Flexible wearable conductive hydrogel-based epidermal sensors have attracted tremendous attention due to their versatile potential applications in soft robotics, personal healthcare monitoring and electronic skins. However, it remains a critical challenge for hydrogel-based epidermal sensors to simultaneously achieve self-healing capability, self-adhesiveness and long-lasting moisture retention for full-scale human motion biomonitoring. Herein, a conductive, self-healing, adhesive and long-lastingly moist MXene nanocomposite organohydrogel is prepared from the conformal coating of the MXene nanosheet network by the polymer networks of dopamine grafted sodium alginate (Alg-DA), phenylboronic acid grafted sodium alginate (Alg-PBA) and polyacrylamide (PAAm) with a glycerol/water binary solvent as the dispersion medium. The obtained MXene nanocomposite organohydrogel exhibits excellent self-healing capability, superior self-adhesive performance and long-lasting moisture retention (10 days).
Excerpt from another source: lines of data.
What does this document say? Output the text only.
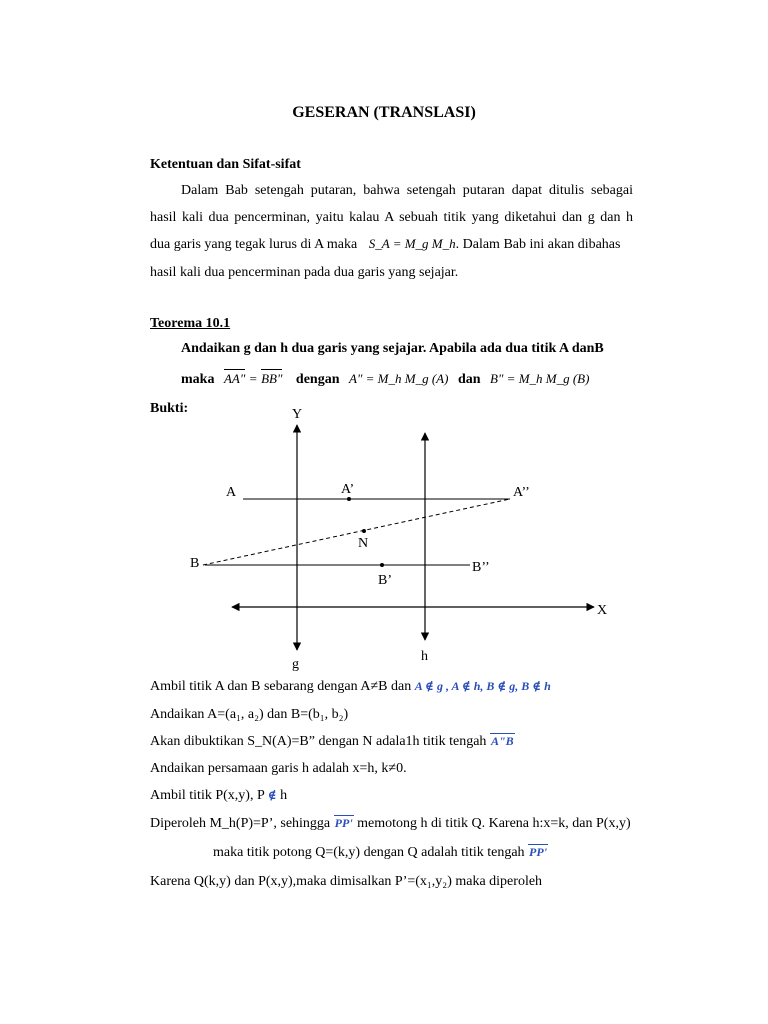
GESERAN (TRANSLASI)
Ketentuan dan Sifat-sifat
Dalam Bab setengah putaran, bahwa setengah putaran dapat ditulis sebagai
hasil kali dua pencerminan, yaitu kalau A sebuah titik yang diketahui dan g dan h
dua garis yang tegak lurus di A maka S_A = M_g M_h. Dalam Bab ini akan dibahas
hasil kali dua pencerminan pada dua garis yang sejajar.
Teorema 10.1
Andaikan g dan h dua garis yang sejajar. Apabila ada dua titik A danB
maka AA" = BB" dengan A" = M_h M_g (A) dan B" = M_h M_g (B)
Bukti:	Y
X
g
h
A	A’	A’’
B
B’
B’’
N
Ambil titik A dan B sebarang dengan A≠B dan A ∉ g , A ∉ h, B ∉ g, B ∉ h
Andaikan A=(a₁, a₂) dan B=(b₁, b₂)
Akan dibuktikan S_N(A)=B” dengan N adala1h titik tengah A"B
Andaikan persamaan garis h adalah x=h, k≠0.
Ambil titik P(x,y), P ∉ h
Diperoleh M_h(P)=P’, sehingga PP' memotong h di titik Q. Karena h:x=k, dan P(x,y)
maka titik potong Q=(k,y) dengan Q adalah titik tengah PP'
Karena Q(k,y) dan P(x,y),maka dimisalkan P’=(x₁,y₂) maka diperoleh
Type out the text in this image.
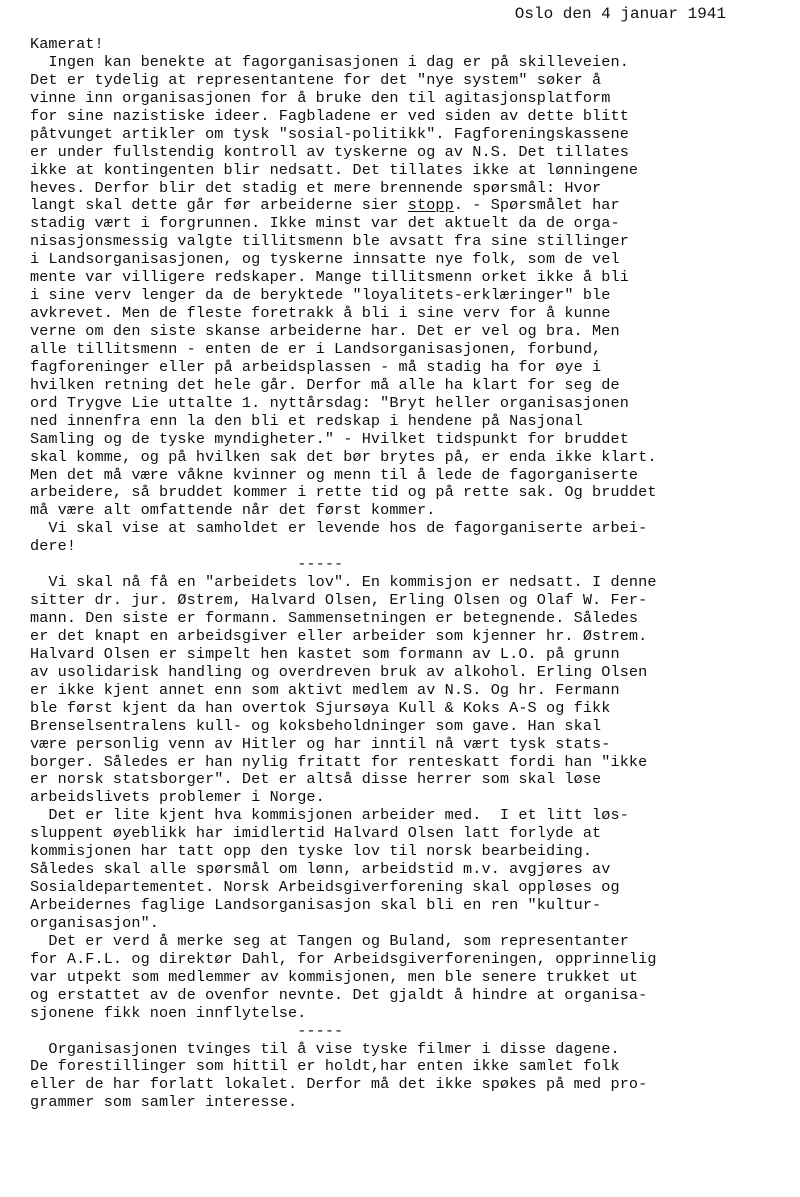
Oslo den 4 januar 1941
Kamerat!
Ingen kan benekte at fagorganisasjonen i dag er på skilleveien.
Det er tydelig at representantene for det "nye system" søker å
vinne inn organisasjonen for å bruke den til agitasjonsplatform
for sine nazistiske ideer. Fagbladene er ved siden av dette blitt
påtvunget artikler om tysk "sosial-politikk". Fagforeningskassene
er under fullstendig kontroll av tyskerne og av N.S. Det tillates
ikke at kontingenten blir nedsatt. Det tillates ikke at lønningene
heves. Derfor blir det stadig et mere brennende spørsmål: Hvor
langt skal dette går før arbeiderne sier stopp. - Spørsmålet har
stadig vært i forgrunnen. Ikke minst var det aktuelt da de orga-
nisasjonsmessig valgte tillitsmenn ble avsatt fra sine stillinger
i Landsorganisasjonen, og tyskerne innsatte nye folk, som de vel
mente var villigere redskaper. Mange tillitsmenn orket ikke å bli
i sine verv lenger da de beryktede "loyalitets-erklæringer" ble
avkrevet. Men de fleste foretrakk å bli i sine verv for å kunne
verne om den siste skanse arbeiderne har. Det er vel og bra. Men
alle tillitsmenn - enten de er i Landsorganisasjonen, forbund,
fagforeninger eller på arbeidsplassen - må stadig ha for øye i
hvilken retning det hele går. Derfor må alle ha klart for seg de
ord Trygve Lie uttalte 1. nyttårsdag: "Bryt heller organisasjonen
ned innenfra enn la den bli et redskap i hendene på Nasjonal
Samling og de tyske myndigheter." - Hvilket tidspunkt for bruddet
skal komme, og på hvilken sak det bør brytes på, er enda ikke klart.
Men det må være våkne kvinner og menn til å lede de fagorganiserte
arbeidere, så bruddet kommer i rette tid og på rette sak. Og bruddet
må være alt omfattende når det først kommer.
Vi skal vise at samholdet er levende hos de fagorganiserte arbei-
dere!
-----
Vi skal nå få en "arbeidets lov". En kommisjon er nedsatt. I denne
sitter dr. jur. Østrem, Halvard Olsen, Erling Olsen og Olaf W. Fer-
mann. Den siste er formann. Sammensetningen er betegnende. Således
er det knapt en arbeidsgiver eller arbeider som kjenner hr. Østrem.
Halvard Olsen er simpelt hen kastet som formann av L.O. på grunn
av usolidarisk handling og overdreven bruk av alkohol. Erling Olsen
er ikke kjent annet enn som aktivt medlem av N.S. Og hr. Fermann
ble først kjent da han overtok Sjursøya Kull & Koks A-S og fikk
Brenselsentralens kull- og koksbeholdninger som gave. Han skal
være personlig venn av Hitler og har inntil nå vært tysk stats-
borger. Således er han nylig fritatt for renteskatt fordi han "ikke
er norsk statsborger". Det er altså disse herrer som skal løse
arbeidslivets problemer i Norge.
Det er lite kjent hva kommisjonen arbeider med.  I et litt løs-
sluppent øyeblikk har imidlertid Halvard Olsen latt forlyde at
kommisjonen har tatt opp den tyske lov til norsk bearbeiding.
Således skal alle spørsmål om lønn, arbeidstid m.v. avgjøres av
Sosialdepartementet. Norsk Arbeidsgiverforening skal oppløses og
Arbeidernes faglige Landsorganisasjon skal bli en ren "kultur-
organisasjon".
Det er verd å merke seg at Tangen og Buland, som representanter
for A.F.L. og direktør Dahl, for Arbeidsgiverforeningen, opprinnelig
var utpekt som medlemmer av kommisjonen, men ble senere trukket ut
og erstattet av de ovenfor nevnte. Det gjaldt å hindre at organisa-
sjonene fikk noen innflytelse.
-----
Organisasjonen tvinges til å vise tyske filmer i disse dagene.
De forestillinger som hittil er holdt,har enten ikke samlet folk
eller de har forlatt lokalet. Derfor må det ikke spøkes på med pro-
grammer som samler interesse.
Furthermore, the MXene nanocomposite organohydrogel can be assembled as a wearable epidermal sensor to detect human motion including large deformation (finger bending and wrist bending) and tiny deformation (swallowing, breathing, and pulse) with durable stability. Meanwhile, the assembled epidermal sensor could be employed to monitor human activities wirelessly via connecting a wireless transmitter. This work sheds new light on the development of flexible, self-healing, adhesive and long-lastingly moist epidermal sensors and electronic skins for personalized healthcare monitoring, human–machine interfaces, and artificial intelligence.